On Saturday five Greenpeace activists took action on a shipment of palm kernel entering the Port of New Plymouth bound for Fonterra farms. The five of them were able to stay aboard the ship, locked in the crane cabs and on the anchor chain for 12 hours. Their action brought this important issue back into the public spotlight and highlighted once again the sheer magnitude of Fonterra’s climate crimes and the Government’s complicity.

The ship they boarded was carrying 10,000 tonnes of palm kernel animal feed and that’s only a fraction of the unsustainable palm kernel imported into NZ every year from devastated rainforests and peatlands in Indonesia and Malaysia.

For New Zealand to be bankrolling the palm industry to the tune of $250,000,000 per year is wrong on so many levels.

Coverage of the action drew the same tired old excuses from Government, Fonterra and Federated Farmers. I’ll outline some of the arguments and counter arguments below but the really interesting outcome was that the Government, in its haste to defend Fonterra, now finds itself in a rather embarrassing and contradictory position.

David Carter was eager to jump to its defence and state that palm kernel was not linked to deforestation. But if he had run that by his colleague Bill English, who has already acknowledged in Parliament to the contrary, he may have chosen his words more wisely. The Minister for Agriculture was also keen to declare that palm kernel was the saviour of farming in New Zealand.

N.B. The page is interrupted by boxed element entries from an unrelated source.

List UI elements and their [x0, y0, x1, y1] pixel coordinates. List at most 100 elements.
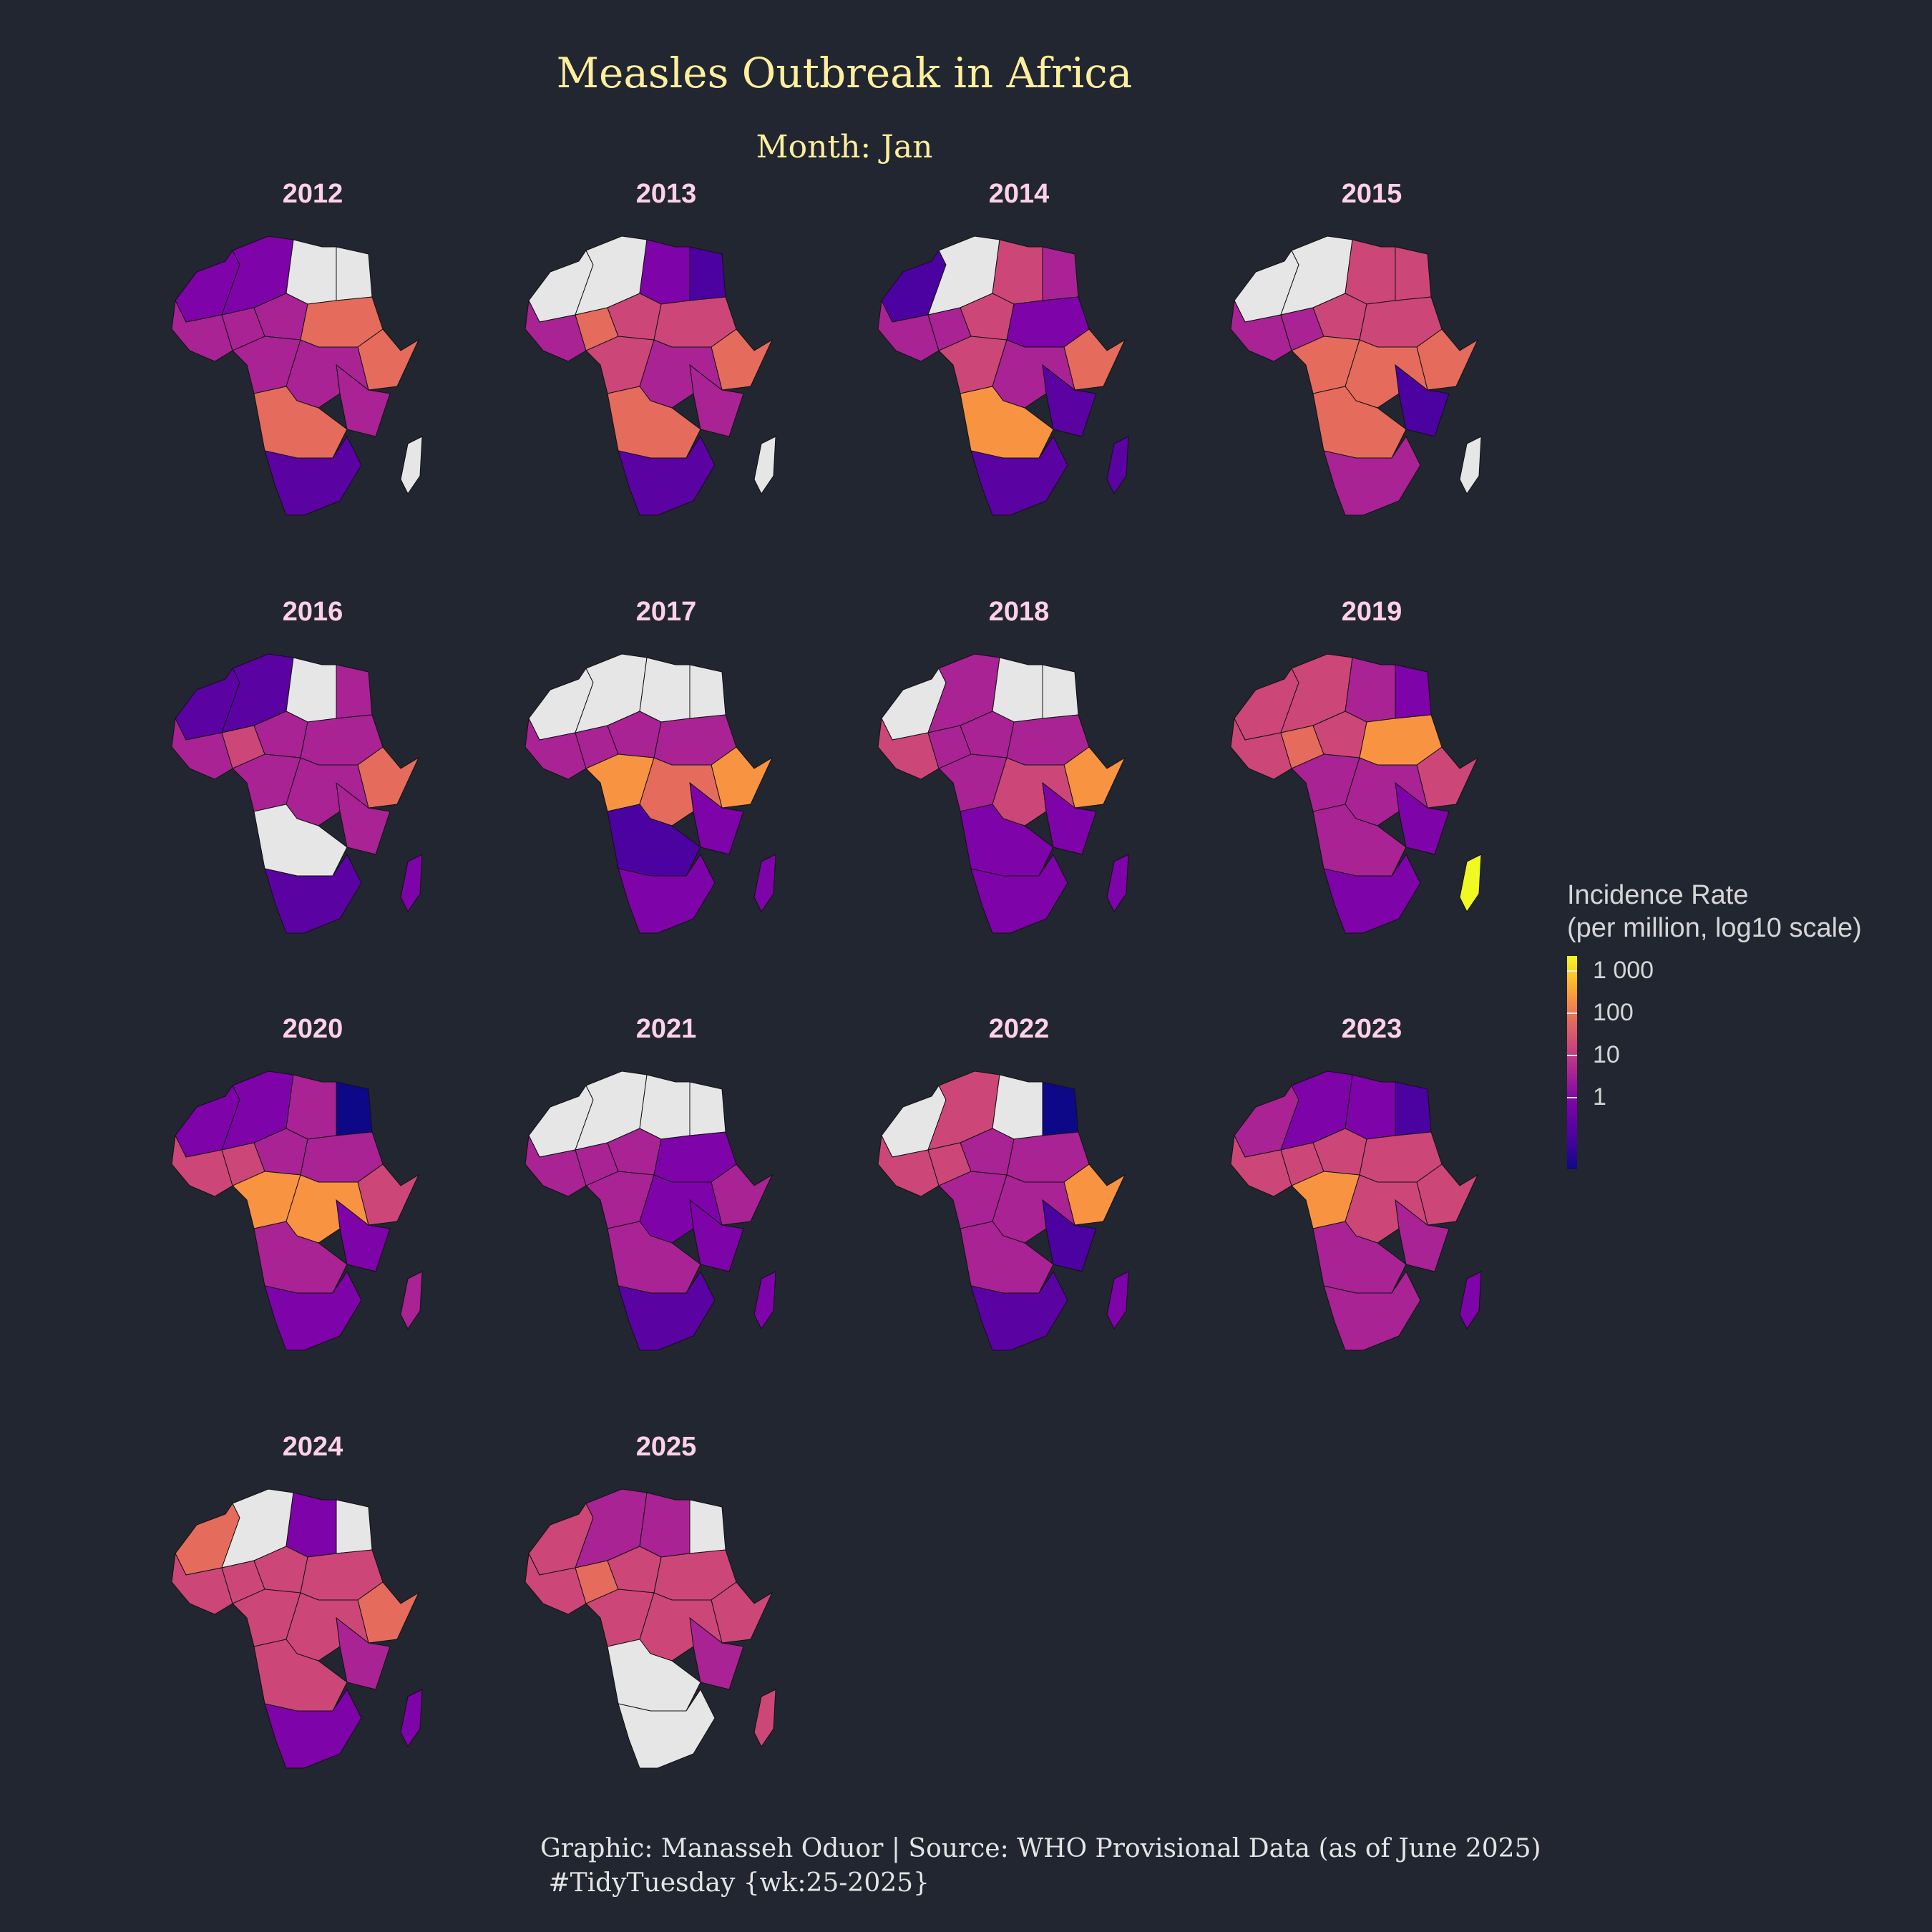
- country-region-mg: [400, 436, 423, 494]
- panel-title: 2018: [988, 597, 1050, 627]
- country-region-mg: [400, 1271, 423, 1330]
- country-region-waf: [1230, 1134, 1292, 1197]
- map-panel-2017: 2017: [489, 597, 843, 1015]
- country-region-mg: [1459, 854, 1482, 912]
- country-region-ly: [639, 657, 691, 723]
- country-region-mg: [753, 854, 776, 912]
- africa-map: [525, 1070, 776, 1351]
- map-panel-2019: 2019: [1195, 597, 1548, 1015]
- country-region-za: [1323, 1271, 1421, 1351]
- map-panel-2013: 2013: [489, 179, 843, 597]
- country-region-eg: [689, 246, 726, 301]
- africa-map: [525, 653, 776, 934]
- country-region-eg: [1395, 1081, 1432, 1136]
- chart-subtitle: Month: Jan: [756, 129, 933, 165]
- map-panel-2022: 2022: [842, 1014, 1196, 1432]
- country-region-waf: [1230, 717, 1292, 780]
- legend-tick-mark: [1567, 1054, 1577, 1056]
- caption-line2: #TidyTuesday {wk:25-2025}: [540, 1868, 930, 1898]
- country-region-ly: [286, 1074, 337, 1140]
- country-region-mg: [1459, 1271, 1482, 1330]
- country-region-waf: [1230, 299, 1292, 362]
- country-region-za: [970, 436, 1068, 516]
- africa-map: [525, 235, 776, 516]
- legend-tick-mark: [1567, 1096, 1577, 1098]
- africa-map: [877, 653, 1129, 934]
- map-panel-2016: 2016: [136, 597, 489, 1015]
- country-region-eg: [689, 1499, 726, 1554]
- country-region-waf: [525, 1134, 587, 1197]
- country-region-eg: [1395, 246, 1432, 301]
- country-region-za: [970, 1271, 1068, 1351]
- legend-tick-label: 100: [1593, 998, 1634, 1026]
- country-region-eg: [689, 664, 726, 719]
- map-panel-2014: 2014: [842, 179, 1196, 597]
- caption-line1: Graphic: Manasseh Oduor | Source: WHO Pr…: [540, 1834, 1541, 1863]
- country-region-waf: [877, 299, 940, 362]
- country-region-mg: [1106, 854, 1129, 912]
- panel-title: 2019: [1341, 597, 1402, 627]
- legend-tick-mark: [1567, 1012, 1577, 1014]
- map-panel-2025: 2025: [489, 1432, 843, 1850]
- country-region-waf: [877, 1134, 940, 1197]
- country-region-waf: [171, 299, 233, 362]
- panel-title: 2016: [282, 597, 343, 627]
- country-region-eg: [336, 664, 373, 719]
- map-panel-2024: 2024: [136, 1432, 489, 1850]
- country-region-za: [1323, 854, 1421, 934]
- country-region-eg: [1042, 1081, 1079, 1136]
- legend-tick-label: 1: [1593, 1083, 1606, 1111]
- panel-title: 2022: [988, 1014, 1050, 1044]
- chart-title: Measles Outbreak in Africa: [556, 49, 1133, 97]
- legend-tick-label: 10: [1593, 1040, 1620, 1068]
- country-region-ly: [639, 239, 691, 305]
- country-region-waf: [171, 1552, 233, 1615]
- panel-title: 2020: [282, 1014, 343, 1044]
- panel-title: 2014: [988, 179, 1050, 209]
- country-region-ly: [639, 1074, 691, 1140]
- panel-title: 2021: [635, 1014, 697, 1044]
- map-panel-2021: 2021: [489, 1014, 843, 1432]
- country-region-mg: [400, 854, 423, 912]
- legend-title-line2: (per million, log10 scale): [1567, 913, 1862, 943]
- country-region-ly: [992, 239, 1043, 305]
- country-region-za: [618, 854, 716, 934]
- country-region-waf: [525, 299, 587, 362]
- country-region-za: [618, 1689, 716, 1769]
- country-region-eg: [689, 1081, 726, 1136]
- country-region-za: [970, 854, 1068, 934]
- panel-title: 2012: [282, 179, 343, 209]
- africa-map: [1230, 1070, 1482, 1351]
- caption: Graphic: Manasseh Oduor | Source: WHO Pr…: [540, 1832, 1541, 1901]
- country-region-mg: [753, 1271, 776, 1330]
- country-region-ly: [286, 1492, 337, 1558]
- panel-title: 2024: [282, 1432, 343, 1462]
- africa-map: [171, 1070, 423, 1351]
- panel-title: 2015: [1341, 179, 1402, 209]
- country-region-za: [264, 1689, 362, 1769]
- map-panel-2015: 2015: [1195, 179, 1548, 597]
- country-region-eg: [336, 246, 373, 301]
- country-region-mg: [1459, 436, 1482, 494]
- panel-title: 2013: [635, 179, 697, 209]
- country-region-mg: [753, 436, 776, 494]
- country-region-za: [264, 1271, 362, 1351]
- country-region-za: [1323, 436, 1421, 516]
- africa-map: [1230, 235, 1482, 516]
- panel-title: 2023: [1341, 1014, 1402, 1044]
- country-region-waf: [171, 1134, 233, 1197]
- country-region-mg: [400, 1689, 423, 1747]
- country-region-eg: [1395, 664, 1432, 719]
- country-region-ly: [286, 657, 337, 723]
- legend-tick-label: 1 000: [1593, 956, 1654, 984]
- country-region-mg: [1106, 1271, 1129, 1330]
- country-region-waf: [525, 717, 587, 780]
- legend-title: Incidence Rate (per million, log10 scale…: [1567, 879, 1862, 945]
- africa-map: [525, 1488, 776, 1769]
- country-region-za: [618, 1271, 716, 1351]
- country-region-waf: [877, 717, 940, 780]
- country-region-mg: [753, 1689, 776, 1747]
- africa-map: [171, 1488, 423, 1769]
- legend-title-line1: Incidence Rate: [1567, 880, 1749, 910]
- country-region-eg: [336, 1499, 373, 1554]
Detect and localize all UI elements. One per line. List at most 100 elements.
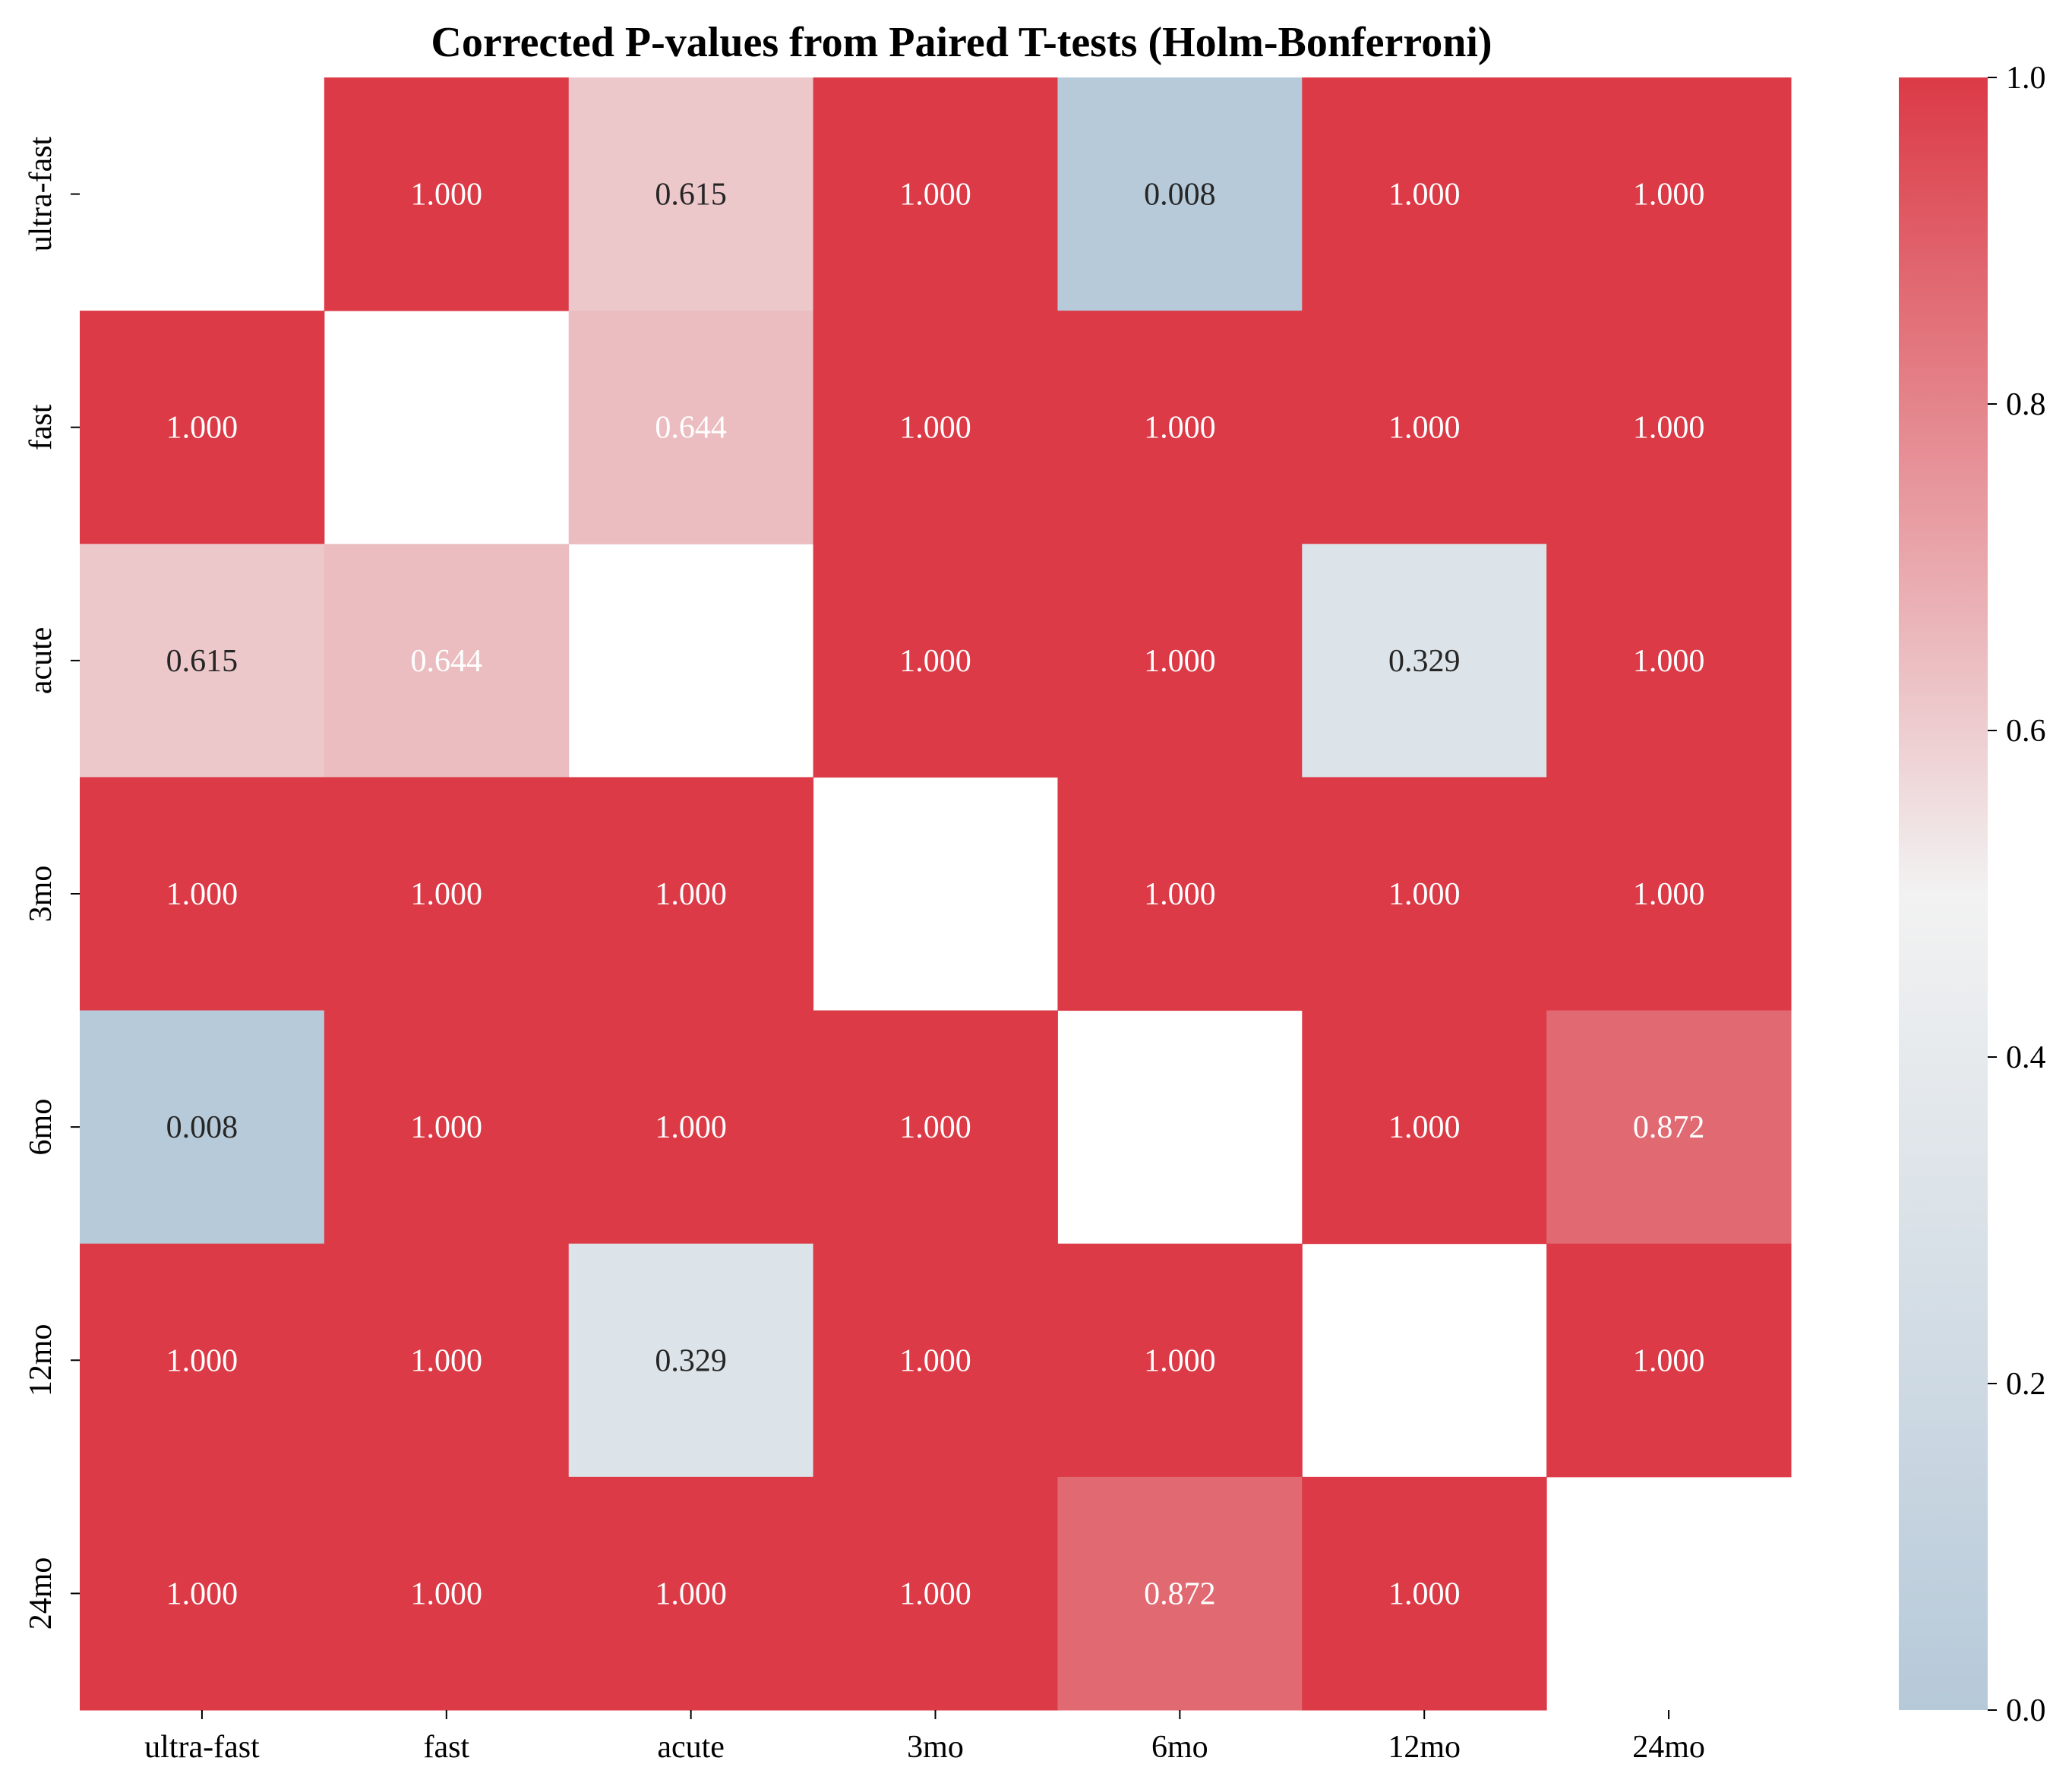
heatmap-cells: 1.000 0.615 1.000 0.008 1.000 1.000 1.000 0.644… (80, 77, 1792, 1711)
cell-value-label: 1.000 (411, 1576, 483, 1611)
cell-value-label: 0.872 (1633, 1110, 1705, 1145)
heatmap-cell (1546, 311, 1792, 544)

But should New Zealand’s farming success really be tied to an unsustainable trade linked to deforestation, climate change and human rights abuse? Are these really the values that we want Fonterra to represent to the consumers of the world?

Failure by Fonterra to take responsibility for their actions and persistent denial of the truth is wearing very thin.

Bringing an end to the currently unsustainable and destructive palm trade is a vital step in preserving our planet’s biodiversity and tackling climate change and Fonterra’s actions bring shame on New Zealand. The Government’s failure to act is simply an abdication of their responsibility as stewards of our economy and defenders of our clean, green reputation.

 

TAKE ACTION: Send a message to Minister David Carter

The lies and the excuses:

“PKE is a byproduct or a waste product”

o Only Fonterra and Federated Farmers call palm kernel a waste product. The palm industry itself says that palm kernel is one of the three main products being produced by the industry. Greenpeace, unlike Fonterra, has a full office and team in Indonesia that are experts on the deforestation caused by the palm industry - Fonterra paying quarter of a billion NZ dollars to unsustainable palm companies increases profitability and therefore furthers rainforest destruction. Fonterra is lying about PKE in order to protect its profit.

“PKE only a small percentage of the total feed consumed by NZ’s dairy herds”

o Small percentage of the whole or not, last year NZ imported a record 1.4 million tonnes - second only to the entire European Union countries combined - which was worth over a quarter of a billion dollars. This was a third of the total worldwide production and is bankrolling those companies linked to deforestation.

 “If we didn’t buy it, it’d all go to waste”

o This is a truly pathetic excuse. If we didn’t buy it, the palm oil industry would be less viable and easier to stop but even so, we could have used the same argument to continue with New Zealand’s whaling industry. If we don’t do it the Japanese fleet will do it. That just doesn’t stack up.

Or to paraphrse the Taranaki Daily News editorial - it's like saying that it's OK to kick someone when they're down as long as it wasn't you that knocked them over.

"Palm kernel doesn’t contribute to rainforest destruction"

o Palm kernel is part of a currently unsustainable palm industry, to claim otherwise is absurd. We have the images and the video of vast tracts of land being deforested and peatlands destroyed for palm plantations. Fonterra has admitted to using unsustainable palm kernel and the palm industry’s own figures show that only 6% of global palm kernel production is sustainable - the rest comes from deforested land.

“The cattle would starve and suffer without Palm Kernel”

o In fact, palm kernel is only used because it is so cheap. Grain farmers in NZ who can supply alternative feed have been unable to compete with the cheap alternative and many have gone out of business.